Os cirenaicos tardios divergem em aspectos importantes do hedonismo original cirenaico, talvez em resposta ao desenvolvimento das perspectivas de Epicuro. Hegesias afirmava que a felicidade é impossível, devido às dores associadas ao corpo, e por isso concebia a felicidade como prazer total subtraído da dor total. Sublinhou que as pessoas sábias actuam para si próprias, e negou que as pessoas actuem de facto para outrem.

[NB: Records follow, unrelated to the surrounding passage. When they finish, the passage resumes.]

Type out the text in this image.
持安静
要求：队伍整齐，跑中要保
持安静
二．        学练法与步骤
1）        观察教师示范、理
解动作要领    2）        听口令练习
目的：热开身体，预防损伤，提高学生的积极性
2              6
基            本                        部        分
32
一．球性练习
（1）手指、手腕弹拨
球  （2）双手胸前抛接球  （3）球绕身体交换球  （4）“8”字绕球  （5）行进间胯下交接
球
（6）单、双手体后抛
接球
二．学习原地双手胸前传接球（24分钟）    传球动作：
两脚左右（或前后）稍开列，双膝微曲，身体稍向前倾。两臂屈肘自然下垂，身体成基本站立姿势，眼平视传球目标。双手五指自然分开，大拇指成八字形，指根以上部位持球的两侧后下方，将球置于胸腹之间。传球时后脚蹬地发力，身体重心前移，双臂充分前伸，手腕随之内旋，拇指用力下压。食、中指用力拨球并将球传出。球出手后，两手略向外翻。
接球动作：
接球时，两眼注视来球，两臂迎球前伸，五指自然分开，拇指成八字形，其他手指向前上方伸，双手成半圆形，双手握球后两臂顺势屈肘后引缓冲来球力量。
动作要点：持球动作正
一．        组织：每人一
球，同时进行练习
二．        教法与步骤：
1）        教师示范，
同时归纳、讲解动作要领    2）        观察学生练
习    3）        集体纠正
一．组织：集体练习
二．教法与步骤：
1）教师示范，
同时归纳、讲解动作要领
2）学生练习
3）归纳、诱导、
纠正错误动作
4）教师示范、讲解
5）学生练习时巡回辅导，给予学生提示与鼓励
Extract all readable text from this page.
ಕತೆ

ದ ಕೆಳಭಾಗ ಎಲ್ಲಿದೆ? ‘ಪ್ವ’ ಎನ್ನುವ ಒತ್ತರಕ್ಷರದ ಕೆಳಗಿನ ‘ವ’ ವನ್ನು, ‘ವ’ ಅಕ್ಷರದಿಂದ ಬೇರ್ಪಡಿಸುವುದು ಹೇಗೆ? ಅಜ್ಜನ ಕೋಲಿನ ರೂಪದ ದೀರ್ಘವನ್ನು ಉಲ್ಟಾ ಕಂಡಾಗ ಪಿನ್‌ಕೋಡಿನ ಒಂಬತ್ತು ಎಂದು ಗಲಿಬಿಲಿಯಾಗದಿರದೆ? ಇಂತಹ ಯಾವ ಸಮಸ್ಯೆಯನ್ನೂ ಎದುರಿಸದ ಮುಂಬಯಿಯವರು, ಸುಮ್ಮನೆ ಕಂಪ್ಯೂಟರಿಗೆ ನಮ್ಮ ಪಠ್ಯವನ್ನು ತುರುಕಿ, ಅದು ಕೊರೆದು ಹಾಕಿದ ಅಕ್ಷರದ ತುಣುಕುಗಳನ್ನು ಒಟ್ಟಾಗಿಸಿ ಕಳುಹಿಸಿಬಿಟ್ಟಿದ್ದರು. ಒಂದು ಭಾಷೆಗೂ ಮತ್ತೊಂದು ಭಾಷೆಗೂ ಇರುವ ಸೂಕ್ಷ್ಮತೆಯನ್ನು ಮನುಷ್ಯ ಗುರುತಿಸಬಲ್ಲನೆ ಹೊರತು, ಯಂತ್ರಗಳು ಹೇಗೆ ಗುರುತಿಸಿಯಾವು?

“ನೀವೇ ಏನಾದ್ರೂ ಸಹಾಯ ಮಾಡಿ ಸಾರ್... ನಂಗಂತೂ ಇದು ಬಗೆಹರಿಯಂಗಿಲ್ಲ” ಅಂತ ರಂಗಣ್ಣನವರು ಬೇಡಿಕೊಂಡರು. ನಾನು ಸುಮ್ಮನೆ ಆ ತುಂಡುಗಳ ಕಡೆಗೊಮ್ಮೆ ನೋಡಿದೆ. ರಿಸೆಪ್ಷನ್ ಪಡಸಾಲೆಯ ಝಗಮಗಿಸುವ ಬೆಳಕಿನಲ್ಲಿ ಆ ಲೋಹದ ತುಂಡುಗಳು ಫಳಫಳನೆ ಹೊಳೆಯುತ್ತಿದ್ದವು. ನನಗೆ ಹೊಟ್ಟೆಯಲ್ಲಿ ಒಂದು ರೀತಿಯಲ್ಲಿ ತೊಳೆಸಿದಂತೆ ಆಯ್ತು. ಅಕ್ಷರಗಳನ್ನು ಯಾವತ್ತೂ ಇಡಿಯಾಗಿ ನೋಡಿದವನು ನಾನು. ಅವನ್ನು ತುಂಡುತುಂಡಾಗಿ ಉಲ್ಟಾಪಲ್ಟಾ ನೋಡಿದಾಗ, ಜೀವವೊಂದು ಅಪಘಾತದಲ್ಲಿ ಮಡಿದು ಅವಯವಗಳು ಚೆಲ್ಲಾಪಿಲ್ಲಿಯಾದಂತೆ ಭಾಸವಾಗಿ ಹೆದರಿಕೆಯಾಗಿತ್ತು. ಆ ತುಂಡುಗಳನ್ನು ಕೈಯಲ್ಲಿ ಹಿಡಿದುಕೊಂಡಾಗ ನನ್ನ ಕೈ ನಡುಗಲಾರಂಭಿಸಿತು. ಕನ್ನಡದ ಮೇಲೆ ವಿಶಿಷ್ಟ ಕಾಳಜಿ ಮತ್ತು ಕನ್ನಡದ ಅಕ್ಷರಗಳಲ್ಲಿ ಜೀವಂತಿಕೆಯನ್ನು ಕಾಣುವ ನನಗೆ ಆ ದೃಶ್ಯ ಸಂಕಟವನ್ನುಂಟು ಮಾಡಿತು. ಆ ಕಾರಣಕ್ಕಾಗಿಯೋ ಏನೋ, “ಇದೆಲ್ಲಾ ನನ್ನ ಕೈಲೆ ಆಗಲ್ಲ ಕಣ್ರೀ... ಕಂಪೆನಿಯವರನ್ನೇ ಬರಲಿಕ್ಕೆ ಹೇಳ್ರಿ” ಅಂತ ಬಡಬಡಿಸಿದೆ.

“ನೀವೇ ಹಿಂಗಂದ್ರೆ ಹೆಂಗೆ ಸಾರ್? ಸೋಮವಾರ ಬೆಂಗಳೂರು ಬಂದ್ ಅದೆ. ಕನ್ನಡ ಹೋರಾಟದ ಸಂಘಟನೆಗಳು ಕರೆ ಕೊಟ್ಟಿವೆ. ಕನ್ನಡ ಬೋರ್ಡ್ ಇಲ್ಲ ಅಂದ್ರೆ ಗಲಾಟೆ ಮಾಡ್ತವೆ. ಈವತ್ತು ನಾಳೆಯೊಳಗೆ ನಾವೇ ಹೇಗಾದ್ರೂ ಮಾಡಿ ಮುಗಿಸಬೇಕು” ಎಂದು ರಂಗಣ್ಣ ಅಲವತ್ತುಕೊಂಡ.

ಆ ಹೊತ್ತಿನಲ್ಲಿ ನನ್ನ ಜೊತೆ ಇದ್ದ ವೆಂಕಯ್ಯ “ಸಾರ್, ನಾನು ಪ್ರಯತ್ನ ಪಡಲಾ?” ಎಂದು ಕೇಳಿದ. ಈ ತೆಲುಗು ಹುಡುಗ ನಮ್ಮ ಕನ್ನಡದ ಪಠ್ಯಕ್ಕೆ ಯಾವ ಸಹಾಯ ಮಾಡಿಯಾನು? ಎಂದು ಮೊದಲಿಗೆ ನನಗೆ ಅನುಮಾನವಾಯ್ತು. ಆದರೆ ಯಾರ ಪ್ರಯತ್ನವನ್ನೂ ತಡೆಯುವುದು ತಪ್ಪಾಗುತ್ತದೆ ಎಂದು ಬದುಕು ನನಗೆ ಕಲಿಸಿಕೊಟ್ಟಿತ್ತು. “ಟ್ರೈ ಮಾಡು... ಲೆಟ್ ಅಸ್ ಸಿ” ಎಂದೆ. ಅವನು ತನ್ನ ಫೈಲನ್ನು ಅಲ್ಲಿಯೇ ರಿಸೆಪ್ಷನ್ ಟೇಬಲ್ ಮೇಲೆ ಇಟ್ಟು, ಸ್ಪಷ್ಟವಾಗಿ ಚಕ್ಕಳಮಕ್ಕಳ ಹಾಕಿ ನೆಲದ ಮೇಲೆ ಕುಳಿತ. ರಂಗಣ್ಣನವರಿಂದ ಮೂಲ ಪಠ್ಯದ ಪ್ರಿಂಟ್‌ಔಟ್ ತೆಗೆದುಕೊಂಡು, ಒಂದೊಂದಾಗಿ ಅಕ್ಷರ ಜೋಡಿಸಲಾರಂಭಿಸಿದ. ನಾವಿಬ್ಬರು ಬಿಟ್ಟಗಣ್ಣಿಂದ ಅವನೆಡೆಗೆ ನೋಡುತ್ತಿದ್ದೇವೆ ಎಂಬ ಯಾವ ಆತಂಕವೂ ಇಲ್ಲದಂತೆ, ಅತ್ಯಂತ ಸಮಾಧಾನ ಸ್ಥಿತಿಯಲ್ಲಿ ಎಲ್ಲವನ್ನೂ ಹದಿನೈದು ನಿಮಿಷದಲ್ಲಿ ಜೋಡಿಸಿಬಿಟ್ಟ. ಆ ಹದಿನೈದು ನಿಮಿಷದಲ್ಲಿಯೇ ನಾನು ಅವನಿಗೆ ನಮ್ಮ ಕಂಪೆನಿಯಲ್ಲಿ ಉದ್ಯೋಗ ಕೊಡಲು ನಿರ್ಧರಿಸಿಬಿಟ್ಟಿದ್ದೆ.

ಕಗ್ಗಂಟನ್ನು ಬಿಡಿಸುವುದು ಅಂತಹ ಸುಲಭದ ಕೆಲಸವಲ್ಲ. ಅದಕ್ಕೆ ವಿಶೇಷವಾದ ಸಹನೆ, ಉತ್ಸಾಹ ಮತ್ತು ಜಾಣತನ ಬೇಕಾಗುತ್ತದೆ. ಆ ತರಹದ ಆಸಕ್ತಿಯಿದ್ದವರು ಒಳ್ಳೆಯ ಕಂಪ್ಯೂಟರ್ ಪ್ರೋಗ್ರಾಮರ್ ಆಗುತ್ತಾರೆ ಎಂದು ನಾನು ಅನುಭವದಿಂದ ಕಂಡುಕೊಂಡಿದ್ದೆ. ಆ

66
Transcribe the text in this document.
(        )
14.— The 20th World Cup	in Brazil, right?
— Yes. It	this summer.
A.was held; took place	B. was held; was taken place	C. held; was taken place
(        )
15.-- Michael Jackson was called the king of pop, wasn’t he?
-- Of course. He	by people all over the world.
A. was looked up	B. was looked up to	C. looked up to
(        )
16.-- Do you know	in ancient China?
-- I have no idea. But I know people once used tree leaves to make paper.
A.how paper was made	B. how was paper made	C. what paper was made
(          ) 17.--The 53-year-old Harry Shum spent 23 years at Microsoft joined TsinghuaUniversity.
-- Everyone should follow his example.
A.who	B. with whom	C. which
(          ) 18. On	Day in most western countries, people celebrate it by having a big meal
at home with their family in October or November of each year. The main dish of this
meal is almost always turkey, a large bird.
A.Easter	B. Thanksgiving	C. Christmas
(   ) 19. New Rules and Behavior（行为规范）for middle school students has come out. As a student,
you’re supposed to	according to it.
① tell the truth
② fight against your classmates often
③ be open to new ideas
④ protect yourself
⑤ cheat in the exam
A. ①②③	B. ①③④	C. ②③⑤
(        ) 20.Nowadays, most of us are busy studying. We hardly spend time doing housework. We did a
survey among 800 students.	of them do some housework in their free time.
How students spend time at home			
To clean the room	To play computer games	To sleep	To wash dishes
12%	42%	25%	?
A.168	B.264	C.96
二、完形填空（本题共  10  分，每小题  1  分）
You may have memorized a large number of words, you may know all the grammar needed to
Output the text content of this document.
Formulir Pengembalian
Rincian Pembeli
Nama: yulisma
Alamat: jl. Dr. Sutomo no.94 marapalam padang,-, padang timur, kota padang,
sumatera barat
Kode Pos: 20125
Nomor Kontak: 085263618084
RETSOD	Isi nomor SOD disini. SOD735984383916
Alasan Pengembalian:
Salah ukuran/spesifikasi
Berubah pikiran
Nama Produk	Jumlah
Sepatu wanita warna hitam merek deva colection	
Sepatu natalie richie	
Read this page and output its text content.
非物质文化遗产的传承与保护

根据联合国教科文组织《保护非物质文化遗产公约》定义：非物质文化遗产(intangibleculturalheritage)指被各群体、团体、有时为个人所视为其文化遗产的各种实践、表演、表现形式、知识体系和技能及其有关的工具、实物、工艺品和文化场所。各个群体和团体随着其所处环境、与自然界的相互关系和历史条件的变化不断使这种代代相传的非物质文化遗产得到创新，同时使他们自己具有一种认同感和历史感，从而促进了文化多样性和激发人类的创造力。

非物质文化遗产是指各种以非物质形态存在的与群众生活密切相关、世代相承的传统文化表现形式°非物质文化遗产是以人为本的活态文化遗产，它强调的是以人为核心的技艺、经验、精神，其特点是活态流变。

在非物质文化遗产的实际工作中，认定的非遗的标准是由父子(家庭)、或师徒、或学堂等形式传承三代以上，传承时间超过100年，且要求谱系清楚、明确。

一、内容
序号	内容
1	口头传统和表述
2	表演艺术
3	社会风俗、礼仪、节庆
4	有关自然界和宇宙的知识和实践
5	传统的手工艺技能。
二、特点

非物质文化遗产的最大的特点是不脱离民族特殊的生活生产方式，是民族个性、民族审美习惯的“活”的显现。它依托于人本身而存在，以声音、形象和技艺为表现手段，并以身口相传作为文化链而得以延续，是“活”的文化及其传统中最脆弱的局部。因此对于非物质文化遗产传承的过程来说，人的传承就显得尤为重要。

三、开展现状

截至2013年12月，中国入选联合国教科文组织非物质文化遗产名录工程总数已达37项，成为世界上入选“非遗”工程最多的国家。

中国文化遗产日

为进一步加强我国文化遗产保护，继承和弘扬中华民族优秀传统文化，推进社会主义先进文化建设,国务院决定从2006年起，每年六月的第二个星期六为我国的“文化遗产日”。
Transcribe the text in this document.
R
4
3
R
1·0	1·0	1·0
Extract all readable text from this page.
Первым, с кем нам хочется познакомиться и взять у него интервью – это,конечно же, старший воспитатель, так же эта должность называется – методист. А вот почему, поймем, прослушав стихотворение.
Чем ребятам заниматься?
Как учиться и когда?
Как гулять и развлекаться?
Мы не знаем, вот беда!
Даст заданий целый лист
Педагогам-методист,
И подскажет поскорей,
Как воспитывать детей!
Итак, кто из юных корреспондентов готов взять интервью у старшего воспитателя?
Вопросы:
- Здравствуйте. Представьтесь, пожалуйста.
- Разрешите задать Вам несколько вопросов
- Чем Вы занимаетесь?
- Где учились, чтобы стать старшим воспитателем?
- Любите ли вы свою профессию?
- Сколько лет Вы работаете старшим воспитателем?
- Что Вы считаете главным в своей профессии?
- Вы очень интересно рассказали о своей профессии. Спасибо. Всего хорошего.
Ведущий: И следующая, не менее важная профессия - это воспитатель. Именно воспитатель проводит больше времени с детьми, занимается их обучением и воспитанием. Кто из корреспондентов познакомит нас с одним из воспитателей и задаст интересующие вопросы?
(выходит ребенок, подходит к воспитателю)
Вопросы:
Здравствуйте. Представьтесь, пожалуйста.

Aniceres, por outro lado, afirma que as pessoas sábias são felizes mesmo que tenham poucos prazeres, de modo que parece conceber a felicidade como a soma dos prazeres, e não como o que sobra de prazer depois de descontadas as dores. Aniceres começa a ter em consideração prazeres psíquicos: insiste que os amigos devem ser valorizados não só por serem úteis, mas também devido aos nossos sentimentos por eles. Devemos até aceitar perder algum prazer devido a um amigo, ainda que a finalidade seja o prazer. Teodoro deu um passo além de Aniceres. Afirmou que a finalidade das boas acções é a alegria e que o desgosto é a finalidade das más. (Surpreendentemente, nega que a amizade seja razoável, dado que os tolos só têm amigos por ser útil, e que as pessoas sábias não precisam de amigos.) Considera até o prazer uma coisa intermédia entre a sabedoria prática e o seu oposto. Isto parece obrigar a considerar a felicidade como finalidade, e não os prazeres particulares, e poderá obrigar a perder prazeres particulares em nome da felicidade de longo prazo.

Harry A. Ide
Cambridge Dictionary of Philosophy, 3.ª edição, ed. Robert Audi (Cambridge: Cambridge University Press, 2015), pp. 232–233.